The focus of our conversation was the 34 hours that Mitchell had spent on the moon in 1971 as a member of the crew of Apollo 14, but it was the return journey to earth that seemed to have left a far deeper mark on him. Watching the moon, the earth, and the infinity of space pass before his eyes, Mitchell had a profound experience of the universe as 'intelligent, loving, harmonious' - an experience that had determined his life's work in attempting to reconcile science and mysticism.
Part of this has been an abiding interest in the paranormal.

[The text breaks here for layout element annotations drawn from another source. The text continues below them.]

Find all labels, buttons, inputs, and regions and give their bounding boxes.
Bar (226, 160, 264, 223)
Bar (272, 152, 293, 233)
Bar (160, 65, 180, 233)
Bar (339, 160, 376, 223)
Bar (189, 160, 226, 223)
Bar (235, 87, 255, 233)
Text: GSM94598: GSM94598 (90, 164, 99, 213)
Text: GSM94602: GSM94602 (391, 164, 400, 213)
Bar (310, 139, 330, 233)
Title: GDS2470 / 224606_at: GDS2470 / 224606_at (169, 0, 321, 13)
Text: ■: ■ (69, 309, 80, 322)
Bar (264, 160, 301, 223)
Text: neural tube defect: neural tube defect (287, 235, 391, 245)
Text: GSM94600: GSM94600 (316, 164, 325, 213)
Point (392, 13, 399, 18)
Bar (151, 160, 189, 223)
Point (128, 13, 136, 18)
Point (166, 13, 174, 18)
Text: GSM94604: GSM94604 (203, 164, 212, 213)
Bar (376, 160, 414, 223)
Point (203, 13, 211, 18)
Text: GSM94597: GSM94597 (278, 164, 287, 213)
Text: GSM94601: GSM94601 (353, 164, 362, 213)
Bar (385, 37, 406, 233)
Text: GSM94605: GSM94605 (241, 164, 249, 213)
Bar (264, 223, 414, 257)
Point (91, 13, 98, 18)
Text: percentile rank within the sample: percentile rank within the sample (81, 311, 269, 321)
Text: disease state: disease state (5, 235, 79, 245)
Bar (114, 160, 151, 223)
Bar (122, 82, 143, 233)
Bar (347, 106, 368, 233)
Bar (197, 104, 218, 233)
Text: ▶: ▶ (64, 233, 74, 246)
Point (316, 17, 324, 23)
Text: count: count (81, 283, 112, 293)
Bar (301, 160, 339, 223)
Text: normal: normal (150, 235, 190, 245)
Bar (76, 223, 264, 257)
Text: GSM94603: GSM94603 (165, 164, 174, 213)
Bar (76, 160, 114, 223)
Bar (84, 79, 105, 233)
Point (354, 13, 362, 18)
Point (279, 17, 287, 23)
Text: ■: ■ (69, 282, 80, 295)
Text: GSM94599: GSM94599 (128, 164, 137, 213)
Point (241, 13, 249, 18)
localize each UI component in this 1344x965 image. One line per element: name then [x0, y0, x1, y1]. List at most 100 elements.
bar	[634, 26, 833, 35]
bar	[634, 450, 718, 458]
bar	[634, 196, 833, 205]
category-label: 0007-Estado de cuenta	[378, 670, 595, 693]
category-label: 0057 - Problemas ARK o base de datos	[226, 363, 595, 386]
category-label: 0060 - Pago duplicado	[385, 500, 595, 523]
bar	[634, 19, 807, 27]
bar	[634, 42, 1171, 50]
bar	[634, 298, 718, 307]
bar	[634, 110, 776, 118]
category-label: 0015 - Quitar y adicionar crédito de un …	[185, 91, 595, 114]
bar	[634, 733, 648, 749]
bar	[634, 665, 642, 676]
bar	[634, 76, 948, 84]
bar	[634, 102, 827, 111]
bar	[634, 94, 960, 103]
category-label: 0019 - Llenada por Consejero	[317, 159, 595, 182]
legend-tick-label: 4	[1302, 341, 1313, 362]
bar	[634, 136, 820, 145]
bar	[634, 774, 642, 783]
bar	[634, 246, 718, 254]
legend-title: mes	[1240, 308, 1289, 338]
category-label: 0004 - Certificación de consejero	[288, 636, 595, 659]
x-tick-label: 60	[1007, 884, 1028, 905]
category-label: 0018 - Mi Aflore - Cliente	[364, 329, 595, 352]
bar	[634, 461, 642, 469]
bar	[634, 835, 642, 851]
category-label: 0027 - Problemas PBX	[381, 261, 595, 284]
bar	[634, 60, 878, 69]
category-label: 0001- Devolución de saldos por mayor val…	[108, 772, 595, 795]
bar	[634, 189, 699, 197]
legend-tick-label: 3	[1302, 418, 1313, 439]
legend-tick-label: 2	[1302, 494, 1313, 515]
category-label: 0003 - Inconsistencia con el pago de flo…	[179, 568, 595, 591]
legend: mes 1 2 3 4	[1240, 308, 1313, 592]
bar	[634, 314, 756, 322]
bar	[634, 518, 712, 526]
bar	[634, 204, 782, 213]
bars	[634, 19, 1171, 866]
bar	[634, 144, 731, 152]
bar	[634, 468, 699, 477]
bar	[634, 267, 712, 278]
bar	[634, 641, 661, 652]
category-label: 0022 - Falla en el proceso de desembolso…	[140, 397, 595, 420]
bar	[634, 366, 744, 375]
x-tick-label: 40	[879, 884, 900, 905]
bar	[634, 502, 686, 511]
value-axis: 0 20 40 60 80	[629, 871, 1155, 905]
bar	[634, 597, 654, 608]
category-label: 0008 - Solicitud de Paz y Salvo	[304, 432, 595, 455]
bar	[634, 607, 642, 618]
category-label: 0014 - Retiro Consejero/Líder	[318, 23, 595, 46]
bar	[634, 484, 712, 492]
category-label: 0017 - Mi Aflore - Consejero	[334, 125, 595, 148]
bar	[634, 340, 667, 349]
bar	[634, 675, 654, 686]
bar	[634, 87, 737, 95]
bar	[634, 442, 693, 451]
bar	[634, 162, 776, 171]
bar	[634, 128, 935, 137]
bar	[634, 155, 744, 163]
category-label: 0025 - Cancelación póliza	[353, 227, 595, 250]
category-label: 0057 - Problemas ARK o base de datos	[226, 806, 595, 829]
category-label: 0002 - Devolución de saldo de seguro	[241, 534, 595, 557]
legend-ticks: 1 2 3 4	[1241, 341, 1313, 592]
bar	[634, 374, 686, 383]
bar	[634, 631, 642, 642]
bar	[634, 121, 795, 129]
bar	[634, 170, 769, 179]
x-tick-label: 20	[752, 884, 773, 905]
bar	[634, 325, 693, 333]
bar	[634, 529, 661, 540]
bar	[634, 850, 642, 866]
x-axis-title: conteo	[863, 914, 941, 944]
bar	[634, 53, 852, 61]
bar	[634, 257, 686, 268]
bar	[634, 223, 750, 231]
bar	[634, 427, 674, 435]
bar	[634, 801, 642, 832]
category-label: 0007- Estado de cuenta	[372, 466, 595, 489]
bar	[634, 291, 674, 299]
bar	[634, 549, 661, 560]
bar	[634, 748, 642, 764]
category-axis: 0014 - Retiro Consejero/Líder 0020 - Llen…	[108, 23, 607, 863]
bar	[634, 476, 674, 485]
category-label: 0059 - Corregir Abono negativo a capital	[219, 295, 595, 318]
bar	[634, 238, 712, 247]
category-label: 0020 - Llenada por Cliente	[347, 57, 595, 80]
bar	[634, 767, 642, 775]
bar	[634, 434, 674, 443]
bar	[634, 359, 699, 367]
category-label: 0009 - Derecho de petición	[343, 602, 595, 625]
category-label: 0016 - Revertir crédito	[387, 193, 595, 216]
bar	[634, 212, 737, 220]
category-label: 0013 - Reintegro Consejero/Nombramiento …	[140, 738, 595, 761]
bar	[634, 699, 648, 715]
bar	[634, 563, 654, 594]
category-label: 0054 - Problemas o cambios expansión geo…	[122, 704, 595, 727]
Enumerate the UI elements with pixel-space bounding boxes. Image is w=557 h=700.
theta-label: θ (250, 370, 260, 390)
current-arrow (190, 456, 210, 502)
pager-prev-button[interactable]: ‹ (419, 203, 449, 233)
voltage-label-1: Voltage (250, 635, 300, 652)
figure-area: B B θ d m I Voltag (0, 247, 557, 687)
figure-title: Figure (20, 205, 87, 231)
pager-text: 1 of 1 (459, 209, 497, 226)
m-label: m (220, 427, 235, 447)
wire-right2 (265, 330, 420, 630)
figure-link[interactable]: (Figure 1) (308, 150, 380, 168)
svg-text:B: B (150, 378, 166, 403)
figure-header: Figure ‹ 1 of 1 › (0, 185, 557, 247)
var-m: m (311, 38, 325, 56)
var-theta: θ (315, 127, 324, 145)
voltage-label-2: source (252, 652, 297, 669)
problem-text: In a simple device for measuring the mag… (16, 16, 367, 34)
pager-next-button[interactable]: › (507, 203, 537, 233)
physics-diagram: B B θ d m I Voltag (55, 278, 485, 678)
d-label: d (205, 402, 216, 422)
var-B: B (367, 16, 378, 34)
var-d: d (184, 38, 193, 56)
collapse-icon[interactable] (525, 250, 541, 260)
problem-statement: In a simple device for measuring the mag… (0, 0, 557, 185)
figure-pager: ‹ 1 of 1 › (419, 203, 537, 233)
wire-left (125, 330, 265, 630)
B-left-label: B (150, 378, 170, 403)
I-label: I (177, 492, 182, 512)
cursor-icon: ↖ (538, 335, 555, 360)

Shortly after his return to earth, Mitchell told me, he had learned of a young Israeli named Uri Geller who was said to have demonstrated remarkable paranormal gifts. This, of course, was some time before Geller became internationally known. Mitchell invited Geller to the Stanford Research Institute to conduct a series of tests. These were mostly to do with 'remote viewing' (out-of-body travel) where random 'targets' were selected and Geller was asked to describe the unknown object. His success rate, Mitchell told me, was surprisingly high. Geller also demonstrated his now famous ability to bend spoons.
But the truly remarkable thing happened outside the laboratory. Mitchell had left his camera on the moon two years earlier, and challenged Geller to prove his telekinetic abilities by recovering it. Despite Geller's best efforts, the camera failed to materialise. Two days later, however, while eating in the canteen, Geller bit into something that cut his lip. It turned out to be one half of a tie-clip that Mitchell had lost some years earlier. That afternoon, alone in the lab, Mitchell heard the sound of something falling on the floor. It turned out to be other half of the tie-clip. Later on in the day Mitchell and a colleague glimpsed something else that appeared to have materialised out of thin air fall to the floor. It was a pearl tie-pin that Mitchell kept in the same jewellery box as the tie-clip.
Reading the look of incredulity on my face, Mitchell rose from the table where we were sitting and left the room, reappearing a few minutes later carrying a plastic zip-loc bag, the contents of which he emptied onto the table. There was the pearl tie-pin, the two halves of the tie-clip and a selection of bent dessert spoons. He invited me to bend one of them back into shape. Of course, I couldn't.
'Now do you believe me?', he asked with a laugh.